Il n'en fut pas ainsi et nombre de communes de plein exercice eurent
une population indigène qui dépassait de beaucoup le chiffre de
l'élément européen. Bir-Rabalou, par exemple, comptait 351
Européens et 6 701 indigènes; Rovigo, 640 Européens et 9 102
indigènes ; Bizot, 209 Européens et 10 663 indigènes ;
Condé-Smendou, 405 Européens et 13 949 indigènes. Les conseillers
municipaux, qui ne tenaient leur mandat que d'une petite minorité
de la population qu'ils étaient censés représenter, étaient
nécessairement portés à sacrifier les indigènes aux intérêts
de cette minorité.
La population musulmane avait, il est vrai, quelques
représentants dans l'assemblée municipale; mais le corps
électoral, très restreint, ne se composait guère que de chaouchs,
de gardes champêtres, de petits employés de l'État ou de la
commune. Les élus étaient le plus souvent des fonctionnaires.

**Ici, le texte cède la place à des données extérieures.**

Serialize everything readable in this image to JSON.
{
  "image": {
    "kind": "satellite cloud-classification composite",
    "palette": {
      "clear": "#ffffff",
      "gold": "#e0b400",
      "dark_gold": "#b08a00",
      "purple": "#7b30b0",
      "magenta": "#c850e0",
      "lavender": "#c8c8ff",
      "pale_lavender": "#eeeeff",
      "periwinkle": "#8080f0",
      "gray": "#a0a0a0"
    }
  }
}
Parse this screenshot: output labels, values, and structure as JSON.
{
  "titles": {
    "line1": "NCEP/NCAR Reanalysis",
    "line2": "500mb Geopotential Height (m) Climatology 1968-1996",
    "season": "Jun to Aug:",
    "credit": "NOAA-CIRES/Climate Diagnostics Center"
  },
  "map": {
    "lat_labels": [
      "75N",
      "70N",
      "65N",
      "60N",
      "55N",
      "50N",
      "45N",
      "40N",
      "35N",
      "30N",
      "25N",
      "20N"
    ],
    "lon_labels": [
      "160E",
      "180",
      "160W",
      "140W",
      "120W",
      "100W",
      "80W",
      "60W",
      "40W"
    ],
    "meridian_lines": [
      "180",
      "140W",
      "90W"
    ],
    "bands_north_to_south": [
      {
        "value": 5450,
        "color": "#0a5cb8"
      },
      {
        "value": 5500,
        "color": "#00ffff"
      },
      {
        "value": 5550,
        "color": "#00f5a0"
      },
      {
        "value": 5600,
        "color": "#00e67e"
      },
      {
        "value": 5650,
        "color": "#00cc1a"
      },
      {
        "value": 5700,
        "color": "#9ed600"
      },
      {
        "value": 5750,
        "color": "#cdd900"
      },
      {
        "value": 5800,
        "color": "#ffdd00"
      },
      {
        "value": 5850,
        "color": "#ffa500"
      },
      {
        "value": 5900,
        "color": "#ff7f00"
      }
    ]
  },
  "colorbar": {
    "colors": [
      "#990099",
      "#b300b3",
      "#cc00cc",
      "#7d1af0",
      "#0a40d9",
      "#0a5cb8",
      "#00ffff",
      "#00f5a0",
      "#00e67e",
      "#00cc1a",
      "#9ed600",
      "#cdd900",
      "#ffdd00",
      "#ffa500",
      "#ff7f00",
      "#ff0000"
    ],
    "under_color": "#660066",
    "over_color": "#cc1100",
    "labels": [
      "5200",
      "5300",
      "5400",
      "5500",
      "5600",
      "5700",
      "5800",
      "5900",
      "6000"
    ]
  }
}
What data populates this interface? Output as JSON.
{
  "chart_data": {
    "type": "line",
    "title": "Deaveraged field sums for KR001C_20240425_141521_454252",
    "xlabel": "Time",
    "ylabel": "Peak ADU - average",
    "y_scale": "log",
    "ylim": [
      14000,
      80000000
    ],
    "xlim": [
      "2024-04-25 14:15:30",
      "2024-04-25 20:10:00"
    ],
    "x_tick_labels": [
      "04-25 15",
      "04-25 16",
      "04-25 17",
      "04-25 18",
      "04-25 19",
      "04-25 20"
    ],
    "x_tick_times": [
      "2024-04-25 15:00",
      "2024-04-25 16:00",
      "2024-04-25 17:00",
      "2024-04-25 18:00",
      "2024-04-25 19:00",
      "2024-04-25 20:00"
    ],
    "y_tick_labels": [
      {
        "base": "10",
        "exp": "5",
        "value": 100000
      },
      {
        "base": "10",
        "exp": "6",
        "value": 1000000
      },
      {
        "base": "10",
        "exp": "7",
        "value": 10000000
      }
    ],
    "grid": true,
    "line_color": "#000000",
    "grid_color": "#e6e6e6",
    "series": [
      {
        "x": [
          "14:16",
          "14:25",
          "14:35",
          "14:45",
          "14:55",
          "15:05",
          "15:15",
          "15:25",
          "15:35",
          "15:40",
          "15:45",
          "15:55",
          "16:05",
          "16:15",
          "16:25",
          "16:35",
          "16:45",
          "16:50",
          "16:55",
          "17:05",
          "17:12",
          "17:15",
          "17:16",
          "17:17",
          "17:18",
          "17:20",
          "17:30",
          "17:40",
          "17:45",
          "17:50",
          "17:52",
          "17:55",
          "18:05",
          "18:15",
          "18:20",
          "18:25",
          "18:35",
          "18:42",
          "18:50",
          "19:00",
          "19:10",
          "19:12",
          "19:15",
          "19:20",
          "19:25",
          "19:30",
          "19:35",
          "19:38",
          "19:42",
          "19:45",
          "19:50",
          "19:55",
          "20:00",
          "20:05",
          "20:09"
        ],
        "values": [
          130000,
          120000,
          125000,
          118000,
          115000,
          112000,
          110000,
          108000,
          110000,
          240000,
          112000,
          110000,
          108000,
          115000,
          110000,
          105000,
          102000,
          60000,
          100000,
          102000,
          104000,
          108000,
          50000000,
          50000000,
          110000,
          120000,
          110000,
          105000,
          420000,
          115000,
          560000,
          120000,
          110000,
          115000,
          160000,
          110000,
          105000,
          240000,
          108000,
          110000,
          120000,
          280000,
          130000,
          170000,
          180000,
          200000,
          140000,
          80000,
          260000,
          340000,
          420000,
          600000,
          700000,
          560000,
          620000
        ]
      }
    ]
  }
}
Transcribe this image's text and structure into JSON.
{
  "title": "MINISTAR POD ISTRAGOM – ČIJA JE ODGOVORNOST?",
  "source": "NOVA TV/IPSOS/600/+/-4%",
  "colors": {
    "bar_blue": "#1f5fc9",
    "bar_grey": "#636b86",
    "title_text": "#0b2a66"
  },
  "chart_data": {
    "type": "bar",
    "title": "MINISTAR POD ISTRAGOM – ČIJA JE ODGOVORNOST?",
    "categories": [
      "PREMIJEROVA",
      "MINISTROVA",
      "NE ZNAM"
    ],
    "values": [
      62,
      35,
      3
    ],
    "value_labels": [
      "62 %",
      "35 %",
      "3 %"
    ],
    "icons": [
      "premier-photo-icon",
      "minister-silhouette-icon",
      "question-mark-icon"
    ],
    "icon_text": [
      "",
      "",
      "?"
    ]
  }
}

Enfin le décret du 7 avril 1884 avait refusé aux conseillers
indigènes le droit de participer à l'élection des maires, qui
leur était reconnu sous l'empire de la législation antérieure.
Dans ces conditions, la représentation municipale des indigènes
était une pure fiction. Un million de musulmans n'étaient plus ni
surveillés, ni administrés, au grand préjudice de leurs
véritables intérêts comme des exigences de la colonisation
française. Le gouverneur général, pris entre les influences
locales et l'indifférence des bureaux ministériels, était
impuissant à faire prévaloir les exigences de l'intérêt
général et les vues de la politique nationale.
Au développement désordonné des communes de plein exercice
venaient se joindre les maux causés par l'application de la loi de
1873 sur la propriété indigène et les conséquences qu'elle
entraînait. Quand on voulut délivrer des titres de propriété aux
intéressés, on s'aperçut qu'ils n'avaient pas d'état civil; la
loi du 23 mars 1882 leur en imposa un. Les litiges concernant les
immeubles soumis à la loi française furent soustraits à la
juridiction du cadi. On alla plus loin et en vertu des décrets de
1884 et de 1889, le cadi cessa d'être le juge de droit commun en
matière musulmane; cette qualité appartint désormais au juge de
paix, comme c'était déjà le cas en Kabylie depuis 1874. Sans
doute, les cadis avaient la réputation d'être vénaux et
concussionnaires, mais ils avaient l'avantage d'offrir aux
indigènes une procédure simple et peu coûteuse. Il n'était pas
sans inconvénient de faire appliquer la loi musulmane par de jeunes
magistrats français qui souvent la connaissaient mal et ignoraient
la langue des plaideurs. Les populations se trouvaient ainsi
livrées à la tourbe des agents d'affaires.
C'était l'époque où l'on s'imaginait qu'il suffisait d'étendre
la loi française aux indigènes pour en faire des Français.